20. It is well settled principle of law that provision of law of Probation of Offenders Act, 1958 is beneficial legislation which has been made by legislative for reformation of accused who is first offender as well as young person at the time of occurrence.
17. Coming again to the facts and circumstances of this case, the said occurrence was taken place in 2003 i.e. 17 years ago and it is an admitted fact that both the appellants are real brothers and at the time of judgment i.e. in 2005, according to the trial Court they were 19 and 22 years old.
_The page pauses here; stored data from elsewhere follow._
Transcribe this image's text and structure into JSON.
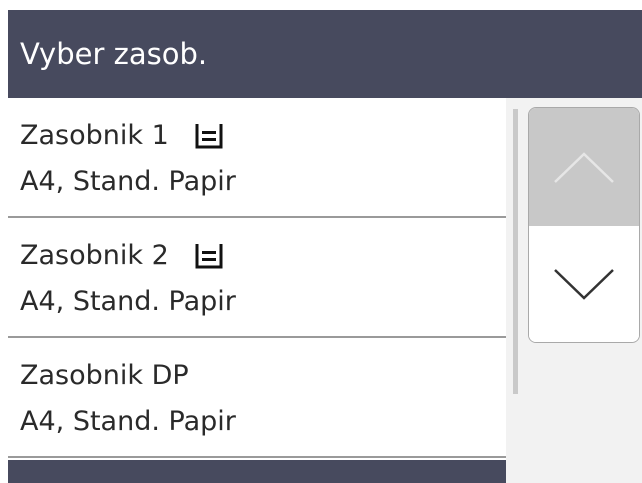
{
  "header": {
    "title": "Vyber zasob."
  },
  "trays": [
    {
      "name": "Zasobnik 1",
      "icon": "paper-tray-icon",
      "detail": "A4, Stand. Papir"
    },
    {
      "name": "Zasobnik 2",
      "icon": "paper-tray-icon",
      "detail": "A4, Stand. Papir"
    },
    {
      "name": "Zasobnik DP",
      "detail": "A4, Stand. Papir"
    }
  ],
  "scroll": {
    "up_icon": "chevron-up-icon",
    "down_icon": "chevron-down-icon",
    "up_enabled": false,
    "down_enabled": true
  },
  "colors": {
    "header_bg": "#474a5e",
    "header_text": "#ffffff",
    "disabled_button": "#c8c8c8"
  }
}
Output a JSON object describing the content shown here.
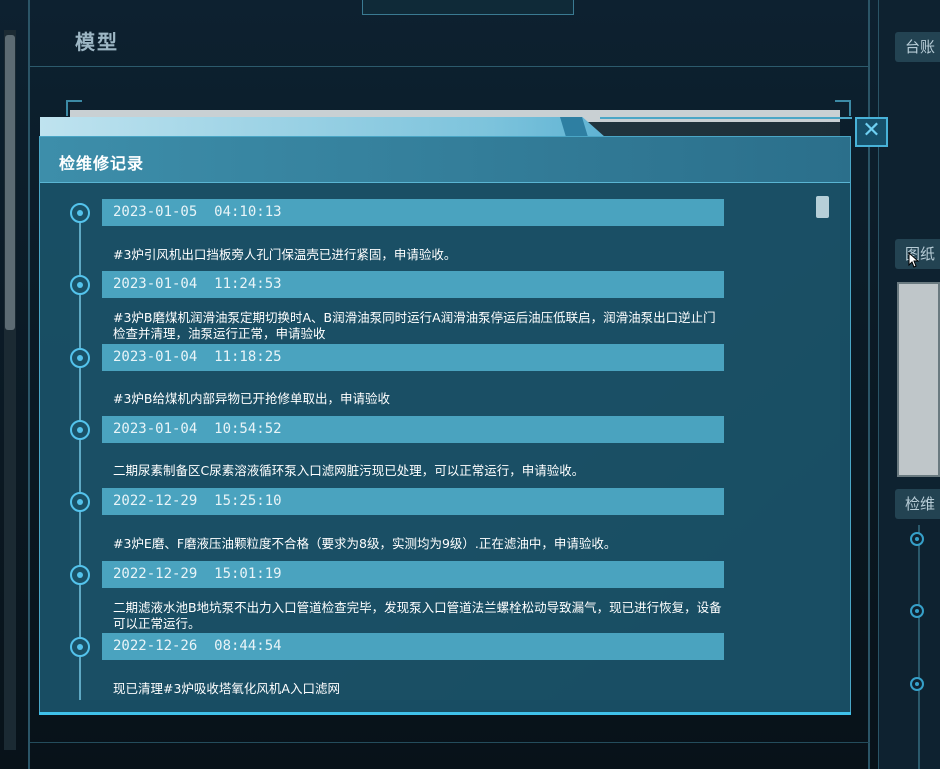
{
  "background": {
    "title": "模型",
    "right_buttons": [
      "台账",
      "图纸",
      "检维"
    ]
  },
  "modal": {
    "title": "检维修记录",
    "close_label": "✕",
    "records": [
      {
        "date": "2023-01-05  04:10:13",
        "text": "#3炉引风机出口挡板旁人孔门保温壳已进行紧固，申请验收。"
      },
      {
        "date": "2023-01-04  11:24:53",
        "text": "#3炉B磨煤机润滑油泵定期切换时A、B润滑油泵同时运行A润滑油泵停运后油压低联启，润滑油泵出口逆止门检查并清理，油泵运行正常，申请验收"
      },
      {
        "date": "2023-01-04  11:18:25",
        "text": "#3炉B给煤机内部异物已开抢修单取出，申请验收"
      },
      {
        "date": "2023-01-04  10:54:52",
        "text": "二期尿素制备区C尿素溶液循环泵入口滤网脏污现已处理，可以正常运行，申请验收。"
      },
      {
        "date": "2022-12-29  15:25:10",
        "text": "#3炉E磨、F磨液压油颗粒度不合格（要求为8级，实测均为9级）.正在滤油中，申请验收。"
      },
      {
        "date": "2022-12-29  15:01:19",
        "text": "二期滤液水池B地坑泵不出力入口管道检查完毕，发现泵入口管道法兰螺栓松动导致漏气，现已进行恢复，设备可以正常运行。"
      },
      {
        "date": "2022-12-26  08:44:54",
        "text": "现已清理#3炉吸收塔氧化风机A入口滤网"
      }
    ]
  }
}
Record does not show that the appellants have any criminal antecedents and the learned counsel for the appellants, has also submitted that the appellants have no criminal antecedents.
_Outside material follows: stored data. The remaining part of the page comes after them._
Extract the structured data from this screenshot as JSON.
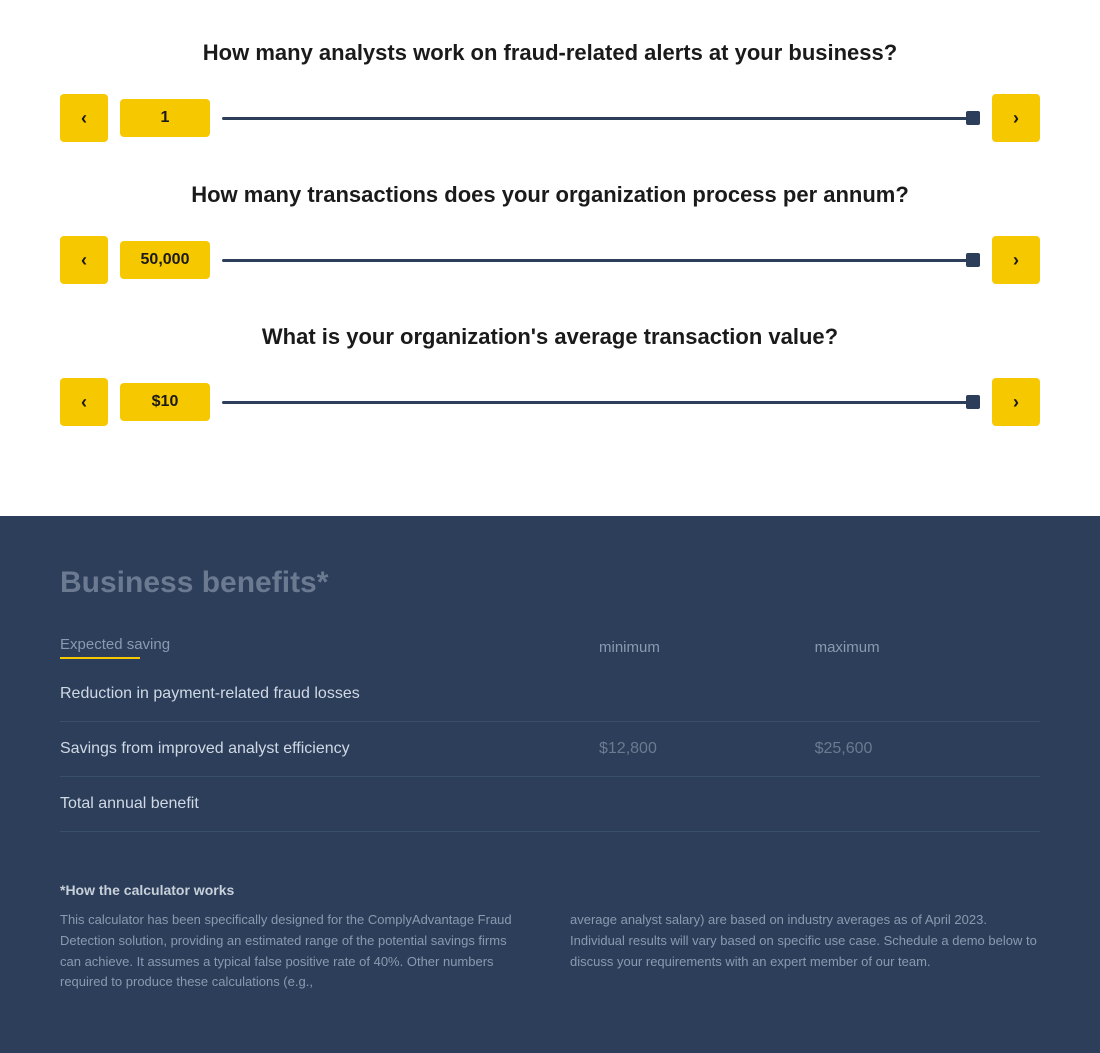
{
  "questions": [
    {
      "id": "analysts",
      "text": "How many analysts work on fraud-related alerts at your business?",
      "value": "1",
      "min": 1,
      "max": 100
    },
    {
      "id": "transactions",
      "text": "How many transactions does your organization process per annum?",
      "value": "50,000",
      "min": 1,
      "max": 1000000
    },
    {
      "id": "avg_value",
      "text": "What is your organization's average transaction value?",
      "value": "$10",
      "min": 1,
      "max": 10000
    }
  ],
  "benefits": {
    "title": "Business benefits*",
    "headers": {
      "label": "Expected saving",
      "minimum": "minimum",
      "maximum": "maximum"
    },
    "rows": [
      {
        "label": "Reduction in payment-related fraud losses",
        "minimum": "",
        "maximum": ""
      },
      {
        "label": "Savings from improved analyst efficiency",
        "minimum": "$12,800",
        "maximum": "$25,600"
      },
      {
        "label": "Total annual benefit",
        "minimum": "",
        "maximum": ""
      }
    ]
  },
  "footer": {
    "title": "*How the calculator works",
    "text_left": "This calculator has been specifically designed for the ComplyAdvantage Fraud Detection solution, providing an estimated range of the potential savings firms can achieve. It assumes a typical false positive rate of 40%. Other numbers required to produce these calculations (e.g.,",
    "text_right": "average analyst salary) are based on industry averages as of April 2023. Individual results will vary based on specific use case. Schedule a demo below to discuss your requirements with an expert member of our team."
  },
  "buttons": {
    "prev": "‹",
    "next": "›"
  }
}
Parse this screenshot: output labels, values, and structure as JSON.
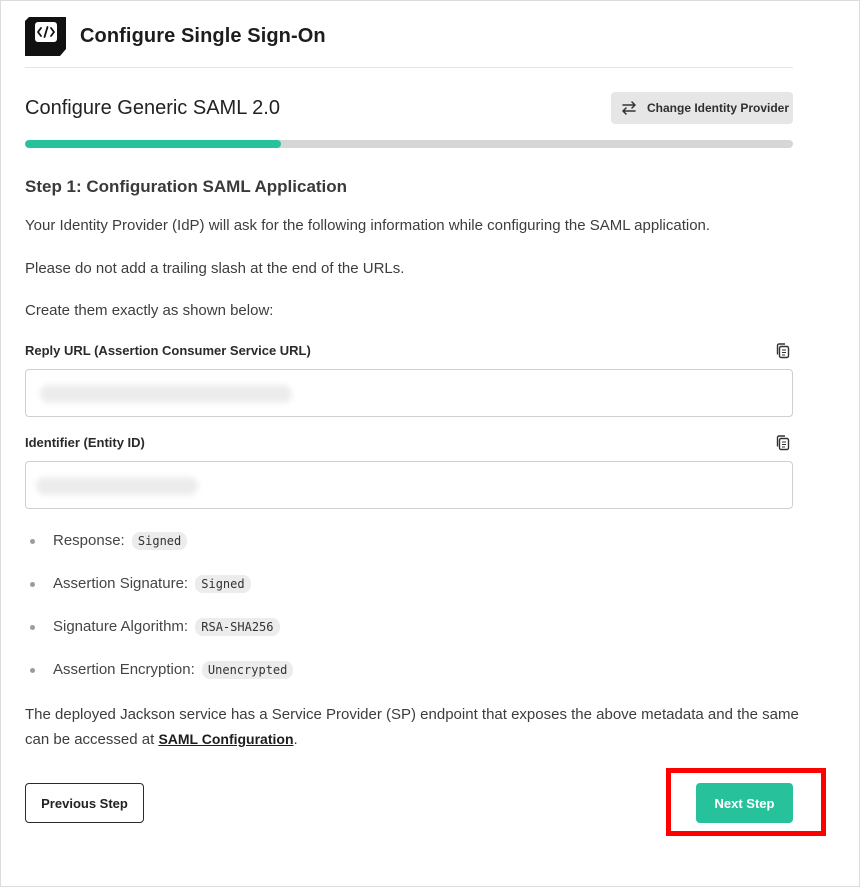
{
  "header": {
    "title": "Configure Single Sign-On",
    "logo_icon": "code-brackets-icon"
  },
  "page": {
    "title": "Configure Generic SAML 2.0",
    "change_provider_label": "Change Identity Provider",
    "progress_fraction": 0.333,
    "accent_color": "#27c29b"
  },
  "step": {
    "title": "Step 1: Configuration SAML Application",
    "intro": "Your Identity Provider (IdP) will ask for the following information while configuring the SAML application.",
    "note": "Please do not add a trailing slash at the end of the URLs.",
    "instruction": "Create them exactly as shown below:"
  },
  "fields": {
    "reply_url": {
      "label": "Reply URL (Assertion Consumer Service URL)",
      "copy_icon": "copy-icon"
    },
    "entity_id": {
      "label": "Identifier (Entity ID)",
      "copy_icon": "copy-icon"
    }
  },
  "settings": [
    {
      "label": "Response:",
      "value": "Signed"
    },
    {
      "label": "Assertion Signature:",
      "value": "Signed"
    },
    {
      "label": "Signature Algorithm:",
      "value": "RSA-SHA256"
    },
    {
      "label": "Assertion Encryption:",
      "value": "Unencrypted"
    }
  ],
  "footer": {
    "text": "The deployed Jackson service has a Service Provider (SP) endpoint that exposes the above metadata and the same can be accessed at",
    "link_text": "SAML Configuration",
    "suffix": "."
  },
  "buttons": {
    "previous": "Previous Step",
    "next": "Next Step"
  },
  "highlight_color": "#ff0000"
}
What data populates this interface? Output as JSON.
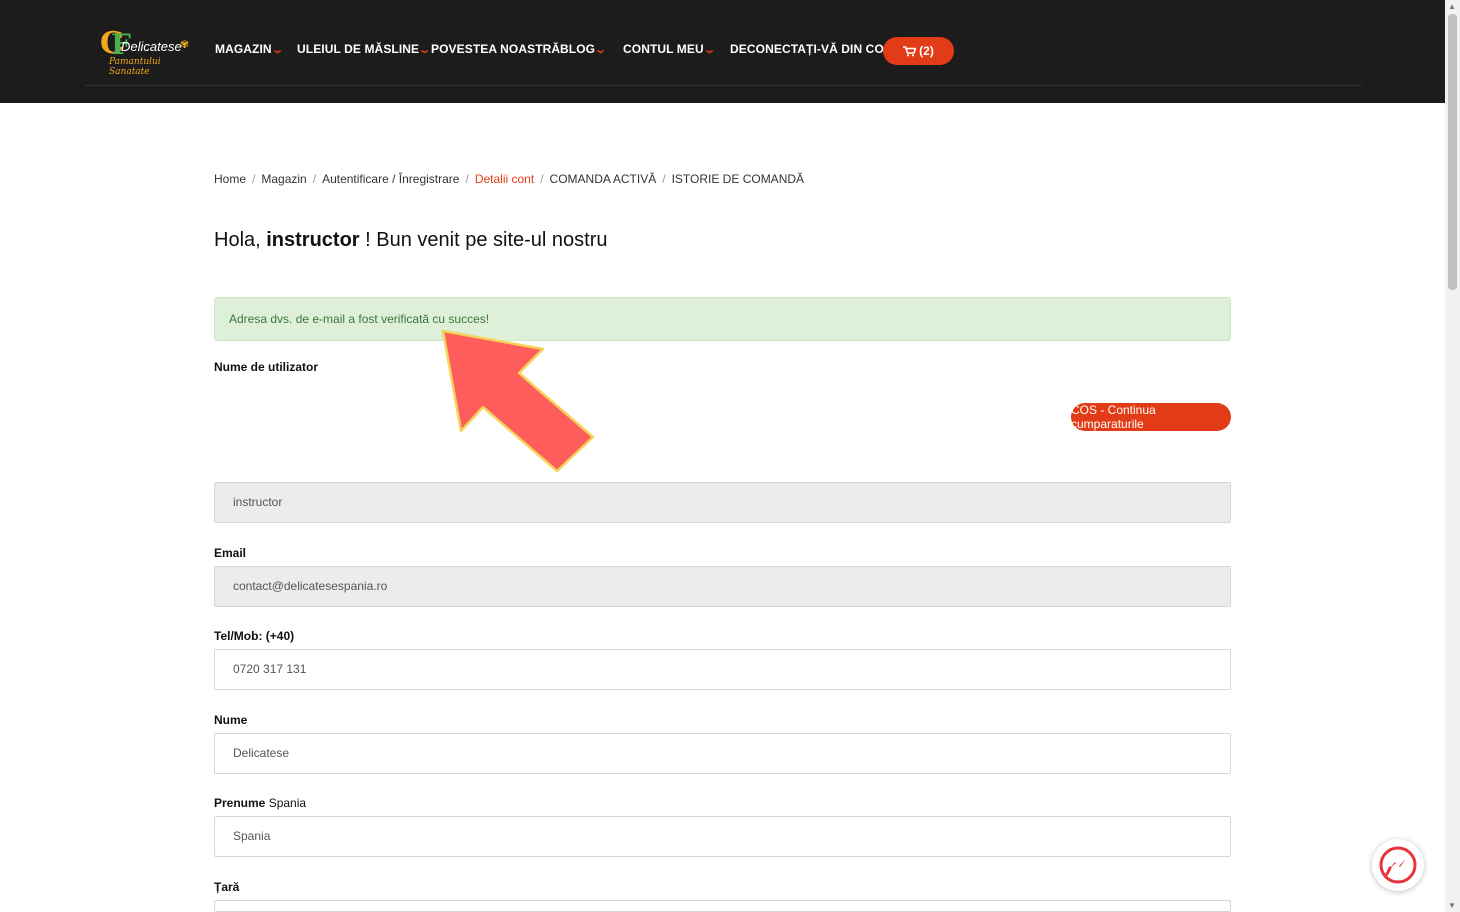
{
  "colors": {
    "accent": "#e23b17",
    "header_bg": "#1c1c1c",
    "success_bg": "#dff0d8",
    "success_text": "#3c763d",
    "annotation_arrow": "#ff5c5c"
  },
  "logo": {
    "name": "Delicatese",
    "tagline": "Pamantului Sanatate"
  },
  "nav": {
    "items": [
      {
        "label": "MAGAZIN",
        "has_dropdown": true
      },
      {
        "label": "ULEIUL DE MĂSLINE",
        "has_dropdown": true
      },
      {
        "label": "POVESTEA NOASTRĂ",
        "has_dropdown": false
      },
      {
        "label": "BLOG",
        "has_dropdown": true
      },
      {
        "label": "CONTUL MEU",
        "has_dropdown": true
      },
      {
        "label": "DECONECTAȚI-VĂ DIN CONT",
        "has_dropdown": false
      }
    ],
    "dropdown_icon": "chevron-down-icon",
    "cart_label": "(2)",
    "cart_icon": "cart-icon"
  },
  "breadcrumb": {
    "items": [
      {
        "label": "Home",
        "active": false
      },
      {
        "label": "Magazin",
        "active": false
      },
      {
        "label": "Autentificare / Înregistrare",
        "active": false
      },
      {
        "label": "Detalii cont",
        "active": true
      },
      {
        "label": "COMANDA ACTIVĂ",
        "active": false
      },
      {
        "label": "ISTORIE DE COMANDĂ",
        "active": false
      }
    ],
    "separator": "/"
  },
  "greeting": {
    "prefix": "Hola, ",
    "username": "instructor",
    "suffix": " ! Bun venit pe site-ul nostru"
  },
  "alert": {
    "message": "Adresa dvs. de e-mail a fost verificată cu succes!"
  },
  "actions": {
    "continue_shopping": "COS - Continua cumparaturile"
  },
  "form": {
    "username_label": "Nume de utilizator",
    "username_value": "instructor",
    "email_label": "Email",
    "email_value": "contact@delicatesespania.ro",
    "phone_label": "Tel/Mob: (+40)",
    "phone_value": "0720 317 131",
    "lastname_label": "Nume",
    "lastname_value": "Delicatese",
    "firstname_label": "Prenume",
    "firstname_label_extra": "Spania",
    "firstname_value": "Spania",
    "country_label": "Țară"
  },
  "widgets": {
    "messenger_icon": "messenger-icon"
  }
}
18. Considering the facts and circumstances of this case, the appellants are convicted for the offence U/s 324 read with 34 I.P.C. for rigorous imprisonment of two years and fine of Rs. 1,000/- each but in view of the peculiar facts and circumstances of this case, I am of the view that they are entitled for the benefit of Section 4 of Probation of Offenders Act, 1958.
19. They are directed to deposit the fine imposed upon them instead of sending the appellants to jail, they are given benefit of Section 4 of Probation of Offenders Act, 1958 and are directed to file two sureties bond of Rs. 20,000/- and a personal bond of same amount to the effect that they shall maintain peace and good behaviour and shall not commit any offence during the period of two years. The bonds aforesaid be filed by them within two months from the date of judgment before District Probation Officer, Pratapgarh.
20. In view of the above, the judgment and order dated 14.1.2005 passed by Additional Sessions Judge/Fast Track Court No. 3, Pratapgarh in S.T. No. 77 of 2004 is modified to the above extent and the appeals i.e. Criminal Appeal No. 157 of 2005 (Mahesh Kumar Shukla vs. State of U.P.) and Criminal Appeal No. 153 of 2005 (Kamlesh Kumar Shukla vs. State of U.P.) are partly allowed.
21. A copy of this judgment along with lower court record be sent to the District Judge, Pratapgarh with immediate effect for compliance.